Introduction
Apache Spark is a unified analytics engine for large-scale data processing, but creating a runnable Spark job on Kubernetes can be complicated. You need to compile your application and all its dependencies and then build a runnable container that can launch and monitor your job on Kubernetes. This creates a number of hoops you have to jump through before you can run your code. This tutorial simplifies that process by showing how you can use Tekton Pipelines to automate the deployment of a Spark job on Kubernetes.
Prerequisites
- A Kubernetes cluster, using version 1.16+
- A Spark application in GitHub (example repo)
- A Dockerfile in the GitHub repo that does a source-to-image style build
- A container registry (such as Docker Hub or IBM Cloud Container Registry)
- The Kubernetes Operator for Apache Spark installed on your cluster
- The
default
service account in your namespace has the RBAC permissions necessary to run SparkApplications - A SparkApplication resource definition for your (job)
Estimated Time
This tutorial should take you approximately 15 to 20 minutes to complete.
Steps
Install Tekton Pipelines
Install Tekton Pipelines on your cluster by running the following command:
kubectl apply --filename https://storage.googleapis.com/tekton-releases/pipeline/latest/release.yaml
Note: At the time of writing, this command installs release v0.22.0. You can also install a different version by following the instructions to install a specific release.
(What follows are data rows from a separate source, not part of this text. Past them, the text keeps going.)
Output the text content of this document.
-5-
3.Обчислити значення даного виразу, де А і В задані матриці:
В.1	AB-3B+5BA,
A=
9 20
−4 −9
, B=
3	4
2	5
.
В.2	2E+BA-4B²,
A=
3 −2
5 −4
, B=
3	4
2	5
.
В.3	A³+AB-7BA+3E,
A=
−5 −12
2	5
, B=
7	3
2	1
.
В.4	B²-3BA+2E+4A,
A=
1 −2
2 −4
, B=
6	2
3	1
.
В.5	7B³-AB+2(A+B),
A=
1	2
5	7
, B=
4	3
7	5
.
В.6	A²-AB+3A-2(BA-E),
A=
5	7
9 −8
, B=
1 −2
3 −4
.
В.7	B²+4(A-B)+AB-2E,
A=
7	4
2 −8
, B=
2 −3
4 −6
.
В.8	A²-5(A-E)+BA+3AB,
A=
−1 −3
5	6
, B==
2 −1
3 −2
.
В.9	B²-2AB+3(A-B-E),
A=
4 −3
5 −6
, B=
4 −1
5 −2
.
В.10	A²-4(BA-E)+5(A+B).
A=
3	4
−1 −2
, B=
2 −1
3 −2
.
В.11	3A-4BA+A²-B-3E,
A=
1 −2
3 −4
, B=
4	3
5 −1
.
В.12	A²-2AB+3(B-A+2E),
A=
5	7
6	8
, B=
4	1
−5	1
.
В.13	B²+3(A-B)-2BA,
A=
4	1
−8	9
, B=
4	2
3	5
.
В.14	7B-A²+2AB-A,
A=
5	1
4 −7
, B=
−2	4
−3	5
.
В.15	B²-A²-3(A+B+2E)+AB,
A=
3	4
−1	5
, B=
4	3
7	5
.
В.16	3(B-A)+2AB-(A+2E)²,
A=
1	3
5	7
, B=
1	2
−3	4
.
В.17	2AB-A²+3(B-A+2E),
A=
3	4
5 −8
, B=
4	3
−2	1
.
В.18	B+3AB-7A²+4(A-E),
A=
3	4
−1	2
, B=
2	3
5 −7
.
Install Tekton CLI and Dashboard
While not necessary, you can optionally install tools to make it easier to view the status of your Tekton jobs. If you want a command line-based option, install the Tekton CLI by following the operating system-appropriate instructions.
For a graphical option, you can install the Tekton Dashboard by running the following command:
kubectl apply --filename https://github.com/tektoncd/dashboard/releases/latest/download/tekton-dashboard-release.yaml
Note: At the time of writing, this command installs release v0.15.0. You can also install a different version by following the instructions to install a specific release.
Install Tasks to the cluster
Now that you have installed Tekton, you can go about setting up your build pipeline. Your build process looks like this:
- Clone your git repository.
- Build your container image.
- Push your container to a container repository.
- Deploy your application to the cluster.
Tekton provides a catalog of common Tasks that you can use instead of having to reinvent the wheel. For this tutorial, there are preexisting Tasks for each step of the process.
To clone your repository, use the git-clone
Task:
kubectl apply -f https://raw.githubusercontent.com/tektoncd/catalog/master/task/git-clone/0.2/git-clone.yaml
The build and push steps are combined into a single kaniko
Task:
kubectl apply -f https://raw.githubusercontent.com/tektoncd/catalog/master/task/kaniko/0.1/kaniko.yaml
To deploy your image, use the kubectl-deploy-pod
Task:
kubectl apply -f https://raw.githubusercontent.com/tektoncd/catalog/master/task/kubectl-deploy-pod/0.1/kubectl-deploy-pod.yaml
That’s it. Now it’s time to combine these Tasks into a pipeline.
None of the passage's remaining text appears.